And not to the Plain Dealer. Sound Publishing, Inc., a wholly-owned subsidiary of Black Press, Ltd. bought Akron’s paper. Big ups to Ohio.com for having a podcast of Publisher James Crutchfield’s meeting with staff.
The “Sound” in Sound Publishing is Puget Sound. Sound is based in Bainbridge Island, WA and runs a number of weekly and twice-weekly papers in the region. The Black in Black Press is company founder David Black. Black Press is based in Western Canada and runs papers in Alberta, British Columbia and Hawaii.
After Googling the frustratingly generic names and listening to the pod, I wonder if Laura Rich Fine advises Black. Thanks to her I was looking and listening for certain features that she saw as key to a successful newspaper company. Black pretty much runs the table.
- Not a Publicly-Owned company. Check. Black is a family-owned company. The BJ is going back to its roots. In the family-owned sense, not the run from an island off Washington sense.
- Focused on local News. Check. Sound Publishing’s website is practically lifted from Fine’s speech:
Anybody can tell you what's going on in the world--CNN, USA Today, or Yahoo. But where do you turn when you want to know about the new construction site down the street or the latest school board vote?
That's where we come in. Sound Publishing newspapers cover local news,
high school sports, police activity, weddings and new babies - whatever is going
on in your community.
- Web Savvy. Check. Black formed a separate company in 1999 to host nationwide web-based classified advertising. Looking at some of the newspaper websites, they have a pretty good balance of content and advertising, easy navigation and reasonably fast downloads.

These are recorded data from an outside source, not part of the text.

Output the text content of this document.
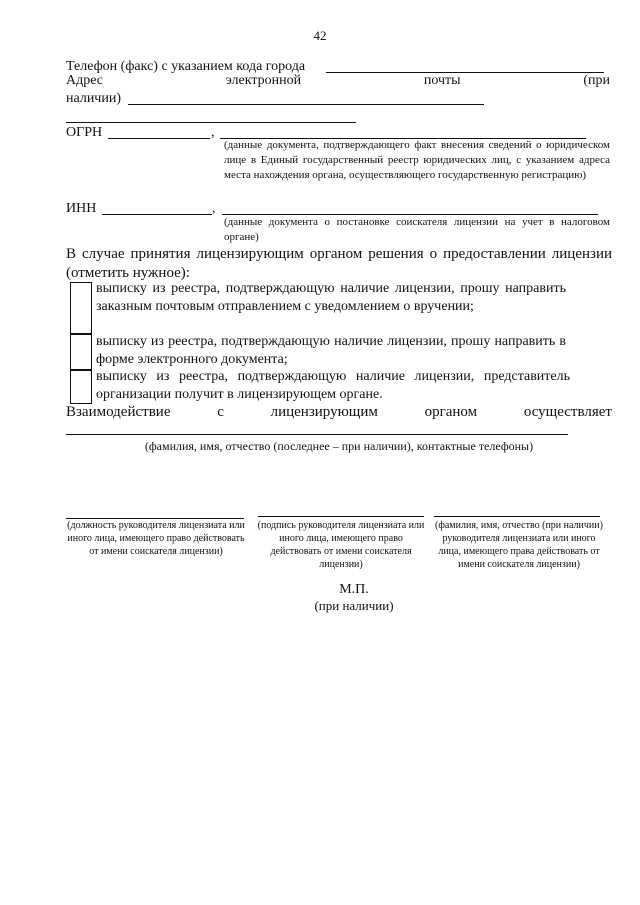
42
Телефон (факс) с указанием кода города
Адрес	электронной	почты	(при
наличии)
ОГРН	,
(данные документа, подтверждающего факт внесения сведений о юридическом лице в Единый государственный реестр юридических лиц, с указанием адреса места нахождения органа, осуществляющего государственную регистрацию)
ИНН	,
(данные документа о постановке соискателя лицензии на учет в налоговом органе)
В случае принятия лицензирующим органом решения о предоставлении лицензии (отметить нужное):
выписку из реестра, подтверждающую наличие лицензии, прошу направить заказным почтовым отправлением с уведомлением о вручении;
выписку из реестра, подтверждающую наличие лицензии, прошу направить в форме электронного документа;
выписку из реестра, подтверждающую наличие лицензии, представитель организации получит в лицензирующем органе.
Взаимодействие	с	лицензирующим	органом	осуществляет
(фамилия, имя, отчество (последнее – при наличии), контактные телефоны)
(должность руководителя лицензиата или иного лица, имеющего право действовать от имени соискателя лицензии)
(подпись руководителя лицензиата или иного лица, имеющего право действовать от имени соискателя лицензии)
(фамилия, имя, отчество (при наличии) руководителя лицензиата или иного лица, имеющего права действовать от имени соискателя лицензии)
М.П.
(при наличии)
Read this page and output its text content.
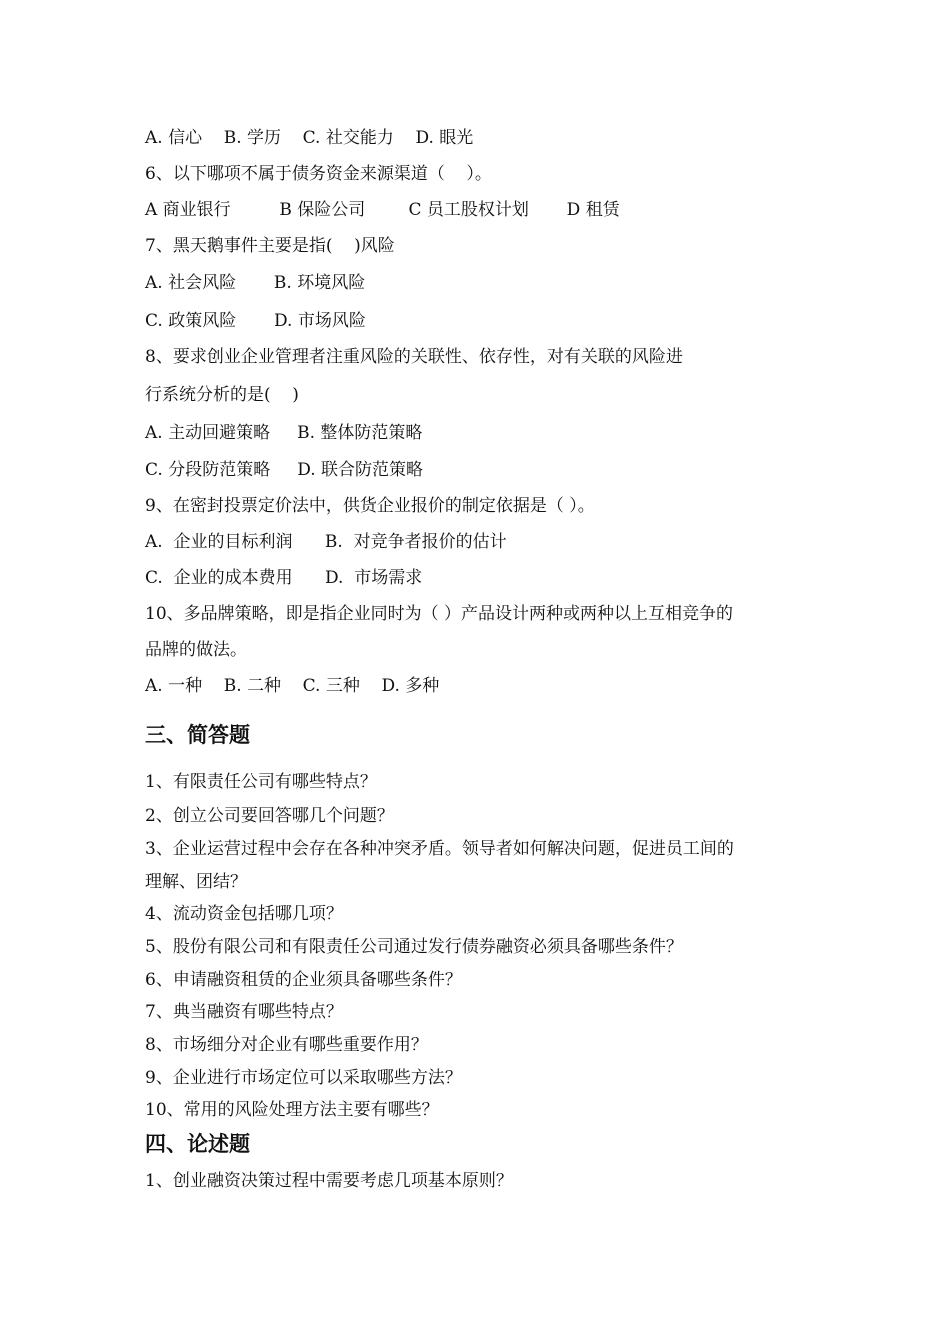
A. 信心    B. 学历    C. 社交能力    D. 眼光
6、以下哪项不属于债务资金来源渠道（    ）。
A 商业银行         B 保险公司        C 员工股权计划       D 租赁
7、黑天鹅事件主要是指(    )风险
A. 社会风险       B. 环境风险
C. 政策风险       D. 市场风险
8、要求创业企业管理者注重风险的关联性、依存性，对有关联的风险进
行系统分析的是(    )
A. 主动回避策略     B. 整体防范策略
C. 分段防范策略     D. 联合防范策略
9、在密封投票定价法中，供货企业报价的制定依据是（ ）。
A.  企业的目标利润      B.  对竞争者报价的估计
C.  企业的成本费用      D.  市场需求
10、多品牌策略，即是指企业同时为（ ）产品设计两种或两种以上互相竞争的
品牌的做法。
A. 一种    B. 二种    C. 三种    D. 多种
三、简答题
1、有限责任公司有哪些特点？
2、创立公司要回答哪几个问题？
3、企业运营过程中会存在各种冲突矛盾。领导者如何解决问题，促进员工间的
理解、团结？
4、流动资金包括哪几项？
5、股份有限公司和有限责任公司通过发行债券融资必须具备哪些条件？
6、申请融资租赁的企业须具备哪些条件？
7、典当融资有哪些特点？
8、市场细分对企业有哪些重要作用？
9、企业进行市场定位可以采取哪些方法？
10、常用的风险处理方法主要有哪些？
四、论述题
1、创业融资决策过程中需要考虑几项基本原则？
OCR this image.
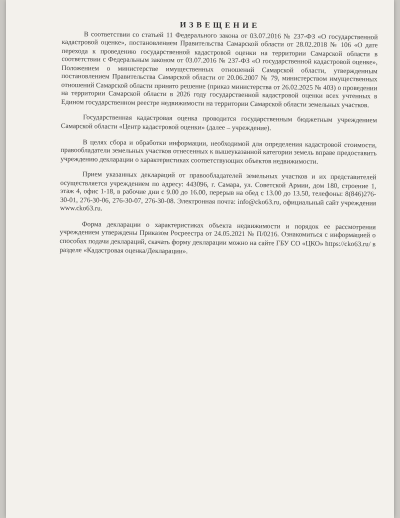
ИЗВЕЩЕНИЕ

В соответствии со статьей 11 Федерального закона от 03.07.2016 № 237-ФЗ «О государственной кадастровой оценке», постановлением Правительства Самарской области от 28.02.2018 № 106 «О дате перехода к проведению государственной кадастровой оценки на территории Самарской области в соответствии с Федеральным законом от 03.07.2016 № 237-ФЗ «О государственной кадастровой оценке», Положением о министерстве имущественных отношений Самарской области, утвержденным постановлением Правительства Самарской области от 20.06.2007 № 79, министерством имущественных отношений Самарской области принято решение (приказ министерства от 26.02.2025 № 403) о проведении на территории Самарской области в 2026 году государственной кадастровой оценки всех учтенных в Едином государственном реестре недвижимости на территории Самарской области земельных участков.

Государственная кадастровая оценка проводится государственным бюджетным учреждением Самарской области «Центр кадастровой оценки» (далее – учреждение).

В целях сбора и обработки информации, необходимой для определения кадастровой стоимости, правообладатели земельных участков отнесенных к вышеуказанной категории земель вправе предоставить учреждению декларации о характеристиках соответствующих объектов недвижимости.

Прием указанных деклараций от правообладателей земельных участков и их представителей осуществляется учреждением по адресу: 443096, г. Самара, ул. Советской Армии, дом 180, строение 1, этаж 4, офис 1-18, в рабочие дни с 9.00 до 16.00, перерыв на обед с 13.00 до 13.50, телефоны: 8(846)276-30-01, 276-30-06, 276-30-07, 276-30-08. Электронная почта: info@cko63.ru, официальный сайт учреждения www.cko63.ru.

Форма декларации о характеристиках объекта недвижимости и порядок ее рассмотрения учреждением утверждены Приказом Росреестра от 24.05.2021 № П/0216. Ознакомиться с информацией о способах подачи деклараций, скачать форму декларации можно на сайте ГБУ СО «ЦКО» https://cko63.ru/ в разделе «Кадастровая оценка/Декларации».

- Fine’s Dream: A pdf File of the Paper in her Inbox. Even this far-off idea is closer with Black and Sound. Black uses a pdf-based app in its printing facilities.
The one potential downside is that Sound doesn’t appear to operate any daily newspapers From what I can see Black (or perhaps some other subsidiary of Black) owns the dailies. That probably makes the publishing team in place at the BJ feel better about job security – less likely the new owner will want to put his guys in if he doesn’t really have guys. On the other hand, one wonders about the learning curve.
Finally, I am happy someone beat out Plain Dealer owner Advance Publications. I like Cleveland, but find C-town’s attitude toward Akron a little wearing. Clevelanders talk about “Cleveland” and mean the Cleveland Statistical Metropolitan Area. Fair enough. If I lived in Brooklyn it probably wouldn’t bother me to be lumped in with Cleveland. Clevelanders, however, don’t seem to appreciate that Akron isn’t a suburb of Cleveland.
And yes, I join Redhorse in the irritation that Mark Naymik didn’t interview any bloggers in Akron. And no, that’s not what started it, it’s just the latest manifestation. Nothing against Cleveland, we just need our own stuff here.